The United States has witnessed a surge in student-led demonstrations against Israel's Gaza war; House Speaker Mike Johnson has called for the deployment of the National Guard despite the fact that riot police have detained numerous youth at the University of Texas at Austin (UT Austin) and the University of Southern California (USC).
As students at Harvard University and Brown University on the east coast also disobeyed threats of action and set up encampments in solidarity with Palestinians in Gaza, arrests were made on Wednesday in the cities of Austin and Los Angeles.
The movement, which began at Columbia University in New York last week, is demanding universities cut financial ties to Israel and divest from companies they say are enabling its months-long war in Gaza, where Israeli attacks have killed at least 34,262 Palestinians.
The protests have been peaceful and largely respectful, but have been met by heavy-handed action from many universities amid claims of anti-Semitism.
The biggest protest on Wednesday took place at UT Austin where hundreds of students staged a walkout and marched to the campus’s main lawn, where they planned to set up an encampment. But the university said it would “not tolerate disruptions” and called in local and state police to disperse the crowds.
Hundreds of officers arrived at the scene, some on horseback. Holding batons, they charged at the crowds and forcefully arrested several students.
The Texas Department of Public Safety said at least 34 people were taken into custody.
Greg Abbott, the Republican governor of Texas, said the protesters “belong in jail” adding that any students joining in what he called “hate-filled, anti-Semitic protests” should be expelled.
Jeremi Suri, who is Jewish and a professor of history at UT Austin, told Al Jazeera there was “nothing anti-Semitic” about the protests.
“These students were shouting ‘free Palestine’, that’s all,” he said. “They were saying nothing that was threatening. And as they were standing and shouting, I witnessed the police – the state police, the campus police, the city police – an army of police almost the size as the student group … many were carrying guns, many were carrying rifles, and then, within a few minutes, this group of police stormed into the student crowd and started arresting students.”
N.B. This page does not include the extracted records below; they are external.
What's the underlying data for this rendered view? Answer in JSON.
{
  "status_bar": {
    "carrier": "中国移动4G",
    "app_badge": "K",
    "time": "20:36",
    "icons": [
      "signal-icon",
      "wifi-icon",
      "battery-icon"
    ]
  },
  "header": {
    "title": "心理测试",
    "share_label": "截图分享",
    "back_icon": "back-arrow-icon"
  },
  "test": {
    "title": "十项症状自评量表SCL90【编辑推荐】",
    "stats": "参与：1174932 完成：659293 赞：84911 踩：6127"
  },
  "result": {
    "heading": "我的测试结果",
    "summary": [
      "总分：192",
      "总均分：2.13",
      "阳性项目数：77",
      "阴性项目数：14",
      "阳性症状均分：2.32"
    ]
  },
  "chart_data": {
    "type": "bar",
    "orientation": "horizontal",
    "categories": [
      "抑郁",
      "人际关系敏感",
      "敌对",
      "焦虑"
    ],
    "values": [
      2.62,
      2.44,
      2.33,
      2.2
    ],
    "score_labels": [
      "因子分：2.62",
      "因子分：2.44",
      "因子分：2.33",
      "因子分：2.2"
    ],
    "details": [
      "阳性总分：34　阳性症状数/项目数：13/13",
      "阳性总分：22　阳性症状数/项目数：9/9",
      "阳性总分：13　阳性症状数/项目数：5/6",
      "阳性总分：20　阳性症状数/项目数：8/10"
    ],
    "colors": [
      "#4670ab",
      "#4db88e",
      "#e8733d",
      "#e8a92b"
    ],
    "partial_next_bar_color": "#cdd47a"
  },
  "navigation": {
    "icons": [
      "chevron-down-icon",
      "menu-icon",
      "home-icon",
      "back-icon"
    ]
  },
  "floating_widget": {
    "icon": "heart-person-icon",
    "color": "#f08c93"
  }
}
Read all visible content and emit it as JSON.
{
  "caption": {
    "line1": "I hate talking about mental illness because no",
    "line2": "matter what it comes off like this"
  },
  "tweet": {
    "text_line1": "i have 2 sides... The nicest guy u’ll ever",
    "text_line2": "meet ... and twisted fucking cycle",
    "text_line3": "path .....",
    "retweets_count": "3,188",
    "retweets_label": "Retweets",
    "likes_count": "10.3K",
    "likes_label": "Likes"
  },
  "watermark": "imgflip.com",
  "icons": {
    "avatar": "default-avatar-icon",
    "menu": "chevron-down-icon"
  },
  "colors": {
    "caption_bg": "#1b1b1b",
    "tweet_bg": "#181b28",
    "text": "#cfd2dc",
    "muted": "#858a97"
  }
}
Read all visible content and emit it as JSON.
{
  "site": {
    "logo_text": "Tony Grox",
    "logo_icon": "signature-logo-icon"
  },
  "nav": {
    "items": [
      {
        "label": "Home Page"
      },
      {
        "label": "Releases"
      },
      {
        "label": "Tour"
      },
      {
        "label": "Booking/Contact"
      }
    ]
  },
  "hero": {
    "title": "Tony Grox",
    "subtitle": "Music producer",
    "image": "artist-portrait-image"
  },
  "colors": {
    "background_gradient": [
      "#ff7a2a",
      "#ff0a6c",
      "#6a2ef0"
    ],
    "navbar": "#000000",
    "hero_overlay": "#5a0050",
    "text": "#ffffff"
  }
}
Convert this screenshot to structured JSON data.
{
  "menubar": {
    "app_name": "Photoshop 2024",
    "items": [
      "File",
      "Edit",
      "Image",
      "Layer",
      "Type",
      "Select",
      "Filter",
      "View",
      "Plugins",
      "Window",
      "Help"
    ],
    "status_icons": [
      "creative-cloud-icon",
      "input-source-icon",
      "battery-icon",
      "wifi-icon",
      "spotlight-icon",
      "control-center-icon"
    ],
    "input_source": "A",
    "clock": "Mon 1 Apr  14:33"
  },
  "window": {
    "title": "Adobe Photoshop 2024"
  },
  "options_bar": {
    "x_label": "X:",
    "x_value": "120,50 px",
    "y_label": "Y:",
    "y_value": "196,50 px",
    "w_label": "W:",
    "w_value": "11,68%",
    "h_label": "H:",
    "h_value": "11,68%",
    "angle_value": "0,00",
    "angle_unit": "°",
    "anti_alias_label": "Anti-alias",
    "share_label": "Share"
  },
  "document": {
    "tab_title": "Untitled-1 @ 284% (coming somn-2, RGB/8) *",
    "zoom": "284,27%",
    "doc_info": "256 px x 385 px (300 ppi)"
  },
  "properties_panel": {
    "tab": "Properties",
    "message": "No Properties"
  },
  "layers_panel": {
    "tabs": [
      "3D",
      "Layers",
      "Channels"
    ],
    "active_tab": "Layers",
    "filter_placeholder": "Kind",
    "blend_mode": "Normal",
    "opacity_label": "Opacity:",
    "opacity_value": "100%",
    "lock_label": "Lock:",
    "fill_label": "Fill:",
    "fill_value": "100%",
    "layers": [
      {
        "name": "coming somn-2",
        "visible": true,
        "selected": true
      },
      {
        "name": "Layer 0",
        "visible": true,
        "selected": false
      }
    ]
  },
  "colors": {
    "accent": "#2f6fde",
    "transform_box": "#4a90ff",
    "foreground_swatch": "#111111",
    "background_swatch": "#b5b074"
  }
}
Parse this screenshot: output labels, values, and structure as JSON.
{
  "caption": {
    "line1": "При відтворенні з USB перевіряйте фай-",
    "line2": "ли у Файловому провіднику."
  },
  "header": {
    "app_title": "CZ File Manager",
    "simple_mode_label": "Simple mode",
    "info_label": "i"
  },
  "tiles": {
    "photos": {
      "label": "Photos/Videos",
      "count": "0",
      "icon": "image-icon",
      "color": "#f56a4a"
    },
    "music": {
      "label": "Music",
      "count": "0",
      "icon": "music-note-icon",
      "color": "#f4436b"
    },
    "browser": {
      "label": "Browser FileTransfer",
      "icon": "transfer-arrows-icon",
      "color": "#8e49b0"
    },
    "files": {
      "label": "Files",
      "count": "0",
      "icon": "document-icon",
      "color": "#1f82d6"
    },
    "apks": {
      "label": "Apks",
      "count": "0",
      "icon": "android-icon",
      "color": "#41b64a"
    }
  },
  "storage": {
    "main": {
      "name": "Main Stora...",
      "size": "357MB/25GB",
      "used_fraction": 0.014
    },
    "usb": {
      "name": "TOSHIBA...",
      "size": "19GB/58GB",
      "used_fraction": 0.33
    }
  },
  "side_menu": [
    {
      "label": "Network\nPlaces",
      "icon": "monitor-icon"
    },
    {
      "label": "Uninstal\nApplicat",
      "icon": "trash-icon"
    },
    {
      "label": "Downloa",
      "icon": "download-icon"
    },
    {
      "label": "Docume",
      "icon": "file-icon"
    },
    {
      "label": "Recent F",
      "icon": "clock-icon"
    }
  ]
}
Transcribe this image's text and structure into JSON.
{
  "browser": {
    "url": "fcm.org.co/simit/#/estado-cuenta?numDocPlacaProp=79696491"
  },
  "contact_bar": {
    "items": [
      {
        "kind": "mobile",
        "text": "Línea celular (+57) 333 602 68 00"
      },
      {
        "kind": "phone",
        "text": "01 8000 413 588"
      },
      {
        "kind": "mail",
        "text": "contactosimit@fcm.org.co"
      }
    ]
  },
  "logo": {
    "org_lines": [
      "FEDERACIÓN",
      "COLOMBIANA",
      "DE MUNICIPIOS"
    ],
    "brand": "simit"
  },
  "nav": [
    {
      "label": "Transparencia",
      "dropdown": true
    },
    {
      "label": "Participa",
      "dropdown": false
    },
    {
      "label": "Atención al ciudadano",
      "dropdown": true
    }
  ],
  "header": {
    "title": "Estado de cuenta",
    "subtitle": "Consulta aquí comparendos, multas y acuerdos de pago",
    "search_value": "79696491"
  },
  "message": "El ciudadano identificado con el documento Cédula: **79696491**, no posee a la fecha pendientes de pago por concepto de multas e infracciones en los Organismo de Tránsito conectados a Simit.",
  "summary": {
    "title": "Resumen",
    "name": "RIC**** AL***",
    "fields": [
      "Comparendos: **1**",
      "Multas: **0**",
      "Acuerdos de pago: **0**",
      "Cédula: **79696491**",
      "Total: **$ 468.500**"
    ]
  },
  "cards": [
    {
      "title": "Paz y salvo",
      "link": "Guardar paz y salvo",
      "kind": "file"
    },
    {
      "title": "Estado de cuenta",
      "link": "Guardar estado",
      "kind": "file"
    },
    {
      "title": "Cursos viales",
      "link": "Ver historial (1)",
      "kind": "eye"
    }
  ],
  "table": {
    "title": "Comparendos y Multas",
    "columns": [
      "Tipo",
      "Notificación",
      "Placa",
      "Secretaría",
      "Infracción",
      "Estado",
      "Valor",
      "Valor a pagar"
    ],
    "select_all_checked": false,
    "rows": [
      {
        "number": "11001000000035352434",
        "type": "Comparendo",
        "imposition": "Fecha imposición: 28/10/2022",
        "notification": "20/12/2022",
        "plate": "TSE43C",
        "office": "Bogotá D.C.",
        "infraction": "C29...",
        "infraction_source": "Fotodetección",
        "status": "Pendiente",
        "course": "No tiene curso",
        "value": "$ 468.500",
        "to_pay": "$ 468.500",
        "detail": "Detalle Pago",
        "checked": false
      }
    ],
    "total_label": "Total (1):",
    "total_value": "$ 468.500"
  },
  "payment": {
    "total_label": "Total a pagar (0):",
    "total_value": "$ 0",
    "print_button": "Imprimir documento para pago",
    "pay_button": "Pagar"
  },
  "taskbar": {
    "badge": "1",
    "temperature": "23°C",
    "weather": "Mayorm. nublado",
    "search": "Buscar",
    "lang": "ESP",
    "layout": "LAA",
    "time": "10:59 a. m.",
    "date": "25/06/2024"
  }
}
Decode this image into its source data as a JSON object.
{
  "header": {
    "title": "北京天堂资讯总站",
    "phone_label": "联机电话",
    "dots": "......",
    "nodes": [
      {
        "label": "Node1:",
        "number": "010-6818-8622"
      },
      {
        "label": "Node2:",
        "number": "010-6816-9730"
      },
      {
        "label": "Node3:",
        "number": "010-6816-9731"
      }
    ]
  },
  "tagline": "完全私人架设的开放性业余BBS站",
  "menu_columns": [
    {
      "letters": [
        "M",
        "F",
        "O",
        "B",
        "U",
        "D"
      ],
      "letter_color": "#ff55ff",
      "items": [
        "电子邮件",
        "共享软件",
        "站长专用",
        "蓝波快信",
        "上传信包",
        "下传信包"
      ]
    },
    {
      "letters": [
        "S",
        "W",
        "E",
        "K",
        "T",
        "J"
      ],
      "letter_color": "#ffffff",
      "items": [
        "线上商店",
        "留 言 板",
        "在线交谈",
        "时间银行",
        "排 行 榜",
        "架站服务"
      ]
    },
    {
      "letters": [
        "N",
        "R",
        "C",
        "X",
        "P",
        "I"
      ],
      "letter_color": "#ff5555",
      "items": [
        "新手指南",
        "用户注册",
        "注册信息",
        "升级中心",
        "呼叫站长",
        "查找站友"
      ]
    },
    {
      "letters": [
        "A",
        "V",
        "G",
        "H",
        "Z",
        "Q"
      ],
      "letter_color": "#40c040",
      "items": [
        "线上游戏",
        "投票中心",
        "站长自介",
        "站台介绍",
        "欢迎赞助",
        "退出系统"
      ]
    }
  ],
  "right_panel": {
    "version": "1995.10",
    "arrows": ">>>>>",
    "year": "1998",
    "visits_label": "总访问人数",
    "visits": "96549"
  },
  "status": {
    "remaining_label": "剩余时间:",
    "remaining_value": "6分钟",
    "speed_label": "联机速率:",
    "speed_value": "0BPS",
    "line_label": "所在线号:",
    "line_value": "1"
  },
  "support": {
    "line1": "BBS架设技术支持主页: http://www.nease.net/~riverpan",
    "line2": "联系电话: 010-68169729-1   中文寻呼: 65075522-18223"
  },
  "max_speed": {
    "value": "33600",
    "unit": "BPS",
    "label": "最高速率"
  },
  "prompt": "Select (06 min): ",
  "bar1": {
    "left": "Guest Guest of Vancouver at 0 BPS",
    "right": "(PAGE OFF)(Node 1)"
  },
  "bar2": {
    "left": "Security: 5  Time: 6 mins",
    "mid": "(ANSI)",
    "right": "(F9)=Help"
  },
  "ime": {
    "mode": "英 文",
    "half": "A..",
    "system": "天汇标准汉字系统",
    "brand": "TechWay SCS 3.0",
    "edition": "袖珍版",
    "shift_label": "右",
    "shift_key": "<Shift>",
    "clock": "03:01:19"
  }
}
Efforts by students to set up an encampment at the USC campus in Los Angeles were also met with force.
Dozens of police officers holding batons and wearing helmets moved in to arrest dozens of students as helicopters hovered overhead and campus security officials took down tents. The move came after USC Provost Andrew Guzman, sent a campus-wide email, saying protesters had “threatened the safety of our offices and campus community”.
Al Jazeera’s Rob Reynolds, reporting from the university, however, said that “this protest against the war on Gaza, was entirely peaceful”.
“We did not see any confrontations or harassment among the students,” he said.
Reynolds said the protesting students later staged a sit-in with their arms linked but did not resist arrest.
“One by one, protesting students are being handcuffed with zip ties and led away by Los Angeles police officers, under arrest and taken away to a vehicle on the campus. They did not resist arrest and we did not see any violence on the part of the police,” he added.
The ABC News broadcaster, quoting local police, said some 93 people were arrested in and around the USC’s campus.
Jody Armour, a law professor at the university, meanwhile said claims of anti-Semitism were being used to try and silence the protests.
“We have lots of Jewish, and Muslim, and Palestinian, and Catholic like I am, Protestants too, intergenerational, coming together. Everybody should hate anti-Semitism and fight anti-Semitism, but being opposed to Israel’s slaughter in Gaza that the UN has said may plausibly be genocide, does not mean that you’re anti-Semitic, and we need to stop allowing people to weaponise anti-Semitism against real valid protests.”